Most of these factories just produce simple joints and parts for foreign manufacturers, and none have the technology to make advanced prosthetics with artificial mechanisms and systems.


A worker assebles a prosthetic limb at the Beijing Prosthetic Factory. [China Daily/The Olympian]

The country's most popular products, however, are wheelchairs, with more than 1 million produced each year - mostly designed for Western customers.

Jin Ergang, president of the China Prosthetics and Orthotics Association, said the industry started late in China, and experts in the field are scarce, with less than a quarter of the number currently in the US, Germany or Japan.

"That's why the quality and quantity of Chinese products are below par," he said.

Even for those monied Chinese or national heroes who can afford a better life, their choices are limited to German, British and French brands, which came to China and instantly conquered the local markets in major cities because of the scarcity of domestic competitors.

 

"An imported prosthetic limb costs from tens of thousands to hundreds of thousands of yuan, almost the entire deposit for most Chinese families, and we are not taking account of the maintenance fees," said Chen Zhonggang, a sales representative of a joint venture in Beijing.

"So without government funding, it is impossible for most people with disabilities to buy themselves a better life," he said.

As such, the majority of China's more than two million amputees have chosen to stay tucked away in their homes.

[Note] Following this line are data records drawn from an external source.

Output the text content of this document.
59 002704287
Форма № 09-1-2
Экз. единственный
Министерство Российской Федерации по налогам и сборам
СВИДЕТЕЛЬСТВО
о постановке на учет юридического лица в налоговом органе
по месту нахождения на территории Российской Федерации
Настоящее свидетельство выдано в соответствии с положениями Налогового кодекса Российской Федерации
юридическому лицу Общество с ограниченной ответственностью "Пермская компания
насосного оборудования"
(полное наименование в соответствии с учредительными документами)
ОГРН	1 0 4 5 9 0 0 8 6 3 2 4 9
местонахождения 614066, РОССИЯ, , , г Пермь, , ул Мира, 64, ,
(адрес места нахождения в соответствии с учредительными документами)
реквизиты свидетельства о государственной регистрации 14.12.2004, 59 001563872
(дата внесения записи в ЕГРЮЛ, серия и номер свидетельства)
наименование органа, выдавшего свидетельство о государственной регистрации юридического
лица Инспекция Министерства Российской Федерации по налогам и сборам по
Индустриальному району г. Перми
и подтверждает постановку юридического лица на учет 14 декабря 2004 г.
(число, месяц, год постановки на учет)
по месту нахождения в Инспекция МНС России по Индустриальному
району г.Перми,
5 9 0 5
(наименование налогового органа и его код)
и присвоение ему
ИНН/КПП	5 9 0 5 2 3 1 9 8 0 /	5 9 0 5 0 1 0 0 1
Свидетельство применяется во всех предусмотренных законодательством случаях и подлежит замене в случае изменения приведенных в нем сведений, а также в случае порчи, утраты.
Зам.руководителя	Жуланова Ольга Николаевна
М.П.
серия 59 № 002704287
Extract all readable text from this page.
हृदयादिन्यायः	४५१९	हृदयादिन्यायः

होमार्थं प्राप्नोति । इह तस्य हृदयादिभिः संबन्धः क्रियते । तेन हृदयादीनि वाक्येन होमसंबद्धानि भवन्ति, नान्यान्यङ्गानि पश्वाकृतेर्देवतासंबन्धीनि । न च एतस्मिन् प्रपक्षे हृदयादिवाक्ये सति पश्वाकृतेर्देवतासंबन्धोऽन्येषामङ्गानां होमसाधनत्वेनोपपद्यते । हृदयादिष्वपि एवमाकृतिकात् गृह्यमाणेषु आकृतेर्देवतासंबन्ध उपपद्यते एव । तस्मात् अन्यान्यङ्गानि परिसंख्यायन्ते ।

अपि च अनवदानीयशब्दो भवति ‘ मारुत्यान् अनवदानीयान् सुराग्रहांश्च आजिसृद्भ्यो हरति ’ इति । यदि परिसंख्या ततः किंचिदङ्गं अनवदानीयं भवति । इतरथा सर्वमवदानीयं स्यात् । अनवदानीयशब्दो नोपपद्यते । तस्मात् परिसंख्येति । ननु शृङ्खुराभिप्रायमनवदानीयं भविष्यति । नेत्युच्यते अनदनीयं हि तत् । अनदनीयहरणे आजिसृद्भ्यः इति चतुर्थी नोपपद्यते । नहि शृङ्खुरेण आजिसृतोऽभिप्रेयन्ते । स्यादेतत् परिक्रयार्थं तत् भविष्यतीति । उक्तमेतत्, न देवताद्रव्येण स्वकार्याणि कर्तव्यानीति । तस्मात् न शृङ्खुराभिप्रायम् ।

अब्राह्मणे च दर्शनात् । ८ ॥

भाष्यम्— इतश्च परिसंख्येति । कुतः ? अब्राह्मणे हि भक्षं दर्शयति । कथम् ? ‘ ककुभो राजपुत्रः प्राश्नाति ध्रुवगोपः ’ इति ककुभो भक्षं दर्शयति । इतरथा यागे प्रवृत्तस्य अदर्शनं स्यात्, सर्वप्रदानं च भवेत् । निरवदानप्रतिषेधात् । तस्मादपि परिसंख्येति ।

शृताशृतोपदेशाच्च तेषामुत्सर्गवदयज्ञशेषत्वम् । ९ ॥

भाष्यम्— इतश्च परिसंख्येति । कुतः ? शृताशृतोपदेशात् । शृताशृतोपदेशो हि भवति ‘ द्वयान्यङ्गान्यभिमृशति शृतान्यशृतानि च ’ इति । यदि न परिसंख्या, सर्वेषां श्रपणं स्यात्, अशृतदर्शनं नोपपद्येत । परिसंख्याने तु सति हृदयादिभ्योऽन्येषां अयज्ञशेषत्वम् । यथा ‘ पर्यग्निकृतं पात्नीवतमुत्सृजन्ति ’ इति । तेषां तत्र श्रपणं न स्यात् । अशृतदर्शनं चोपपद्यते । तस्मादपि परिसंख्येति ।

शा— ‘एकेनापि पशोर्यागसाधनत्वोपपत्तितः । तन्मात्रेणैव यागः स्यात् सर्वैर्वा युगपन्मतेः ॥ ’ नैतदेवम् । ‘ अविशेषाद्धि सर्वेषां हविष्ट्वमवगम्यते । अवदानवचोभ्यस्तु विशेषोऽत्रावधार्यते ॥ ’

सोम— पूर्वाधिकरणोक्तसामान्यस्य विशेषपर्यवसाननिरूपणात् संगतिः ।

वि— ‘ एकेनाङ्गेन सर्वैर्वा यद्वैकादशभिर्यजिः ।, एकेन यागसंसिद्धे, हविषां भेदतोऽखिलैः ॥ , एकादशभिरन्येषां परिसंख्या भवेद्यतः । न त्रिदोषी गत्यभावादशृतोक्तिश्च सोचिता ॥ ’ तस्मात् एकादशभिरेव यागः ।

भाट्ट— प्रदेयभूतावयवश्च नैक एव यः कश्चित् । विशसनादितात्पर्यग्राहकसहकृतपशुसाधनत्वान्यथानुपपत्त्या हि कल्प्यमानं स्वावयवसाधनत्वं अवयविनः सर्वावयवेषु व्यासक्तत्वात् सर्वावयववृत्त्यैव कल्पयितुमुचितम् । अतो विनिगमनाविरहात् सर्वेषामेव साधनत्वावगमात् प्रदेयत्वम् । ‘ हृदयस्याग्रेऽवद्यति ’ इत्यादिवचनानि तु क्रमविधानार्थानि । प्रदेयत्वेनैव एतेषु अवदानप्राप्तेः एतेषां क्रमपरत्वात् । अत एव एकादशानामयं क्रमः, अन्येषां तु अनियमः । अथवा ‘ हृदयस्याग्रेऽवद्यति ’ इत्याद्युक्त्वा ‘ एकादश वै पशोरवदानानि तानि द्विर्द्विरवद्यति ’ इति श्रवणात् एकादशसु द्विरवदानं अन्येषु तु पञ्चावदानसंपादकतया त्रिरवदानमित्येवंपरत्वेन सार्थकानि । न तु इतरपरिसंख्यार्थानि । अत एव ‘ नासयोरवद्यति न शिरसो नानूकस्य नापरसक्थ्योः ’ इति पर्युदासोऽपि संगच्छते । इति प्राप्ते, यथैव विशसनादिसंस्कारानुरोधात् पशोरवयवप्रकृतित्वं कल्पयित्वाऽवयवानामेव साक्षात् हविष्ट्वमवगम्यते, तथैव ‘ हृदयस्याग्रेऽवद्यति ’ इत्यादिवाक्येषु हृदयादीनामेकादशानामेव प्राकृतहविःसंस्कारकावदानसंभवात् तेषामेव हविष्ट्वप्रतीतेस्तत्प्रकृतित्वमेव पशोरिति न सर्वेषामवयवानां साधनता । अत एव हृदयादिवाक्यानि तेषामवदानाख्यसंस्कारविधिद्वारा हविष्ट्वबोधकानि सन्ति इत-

Jin said the governing body for China's prosthetic industry is proposing that the government allow more funding to upgrade the industry and provide financial support for the disabled.

"The Beijing Paralympic Games will raise more concern for disabled members of the population. With more attention paid to them, our industry will also have a chance to develop. I hope we can make a difference," he said.

"It is time to invite the disabled to walk out of the shadows," said Chen.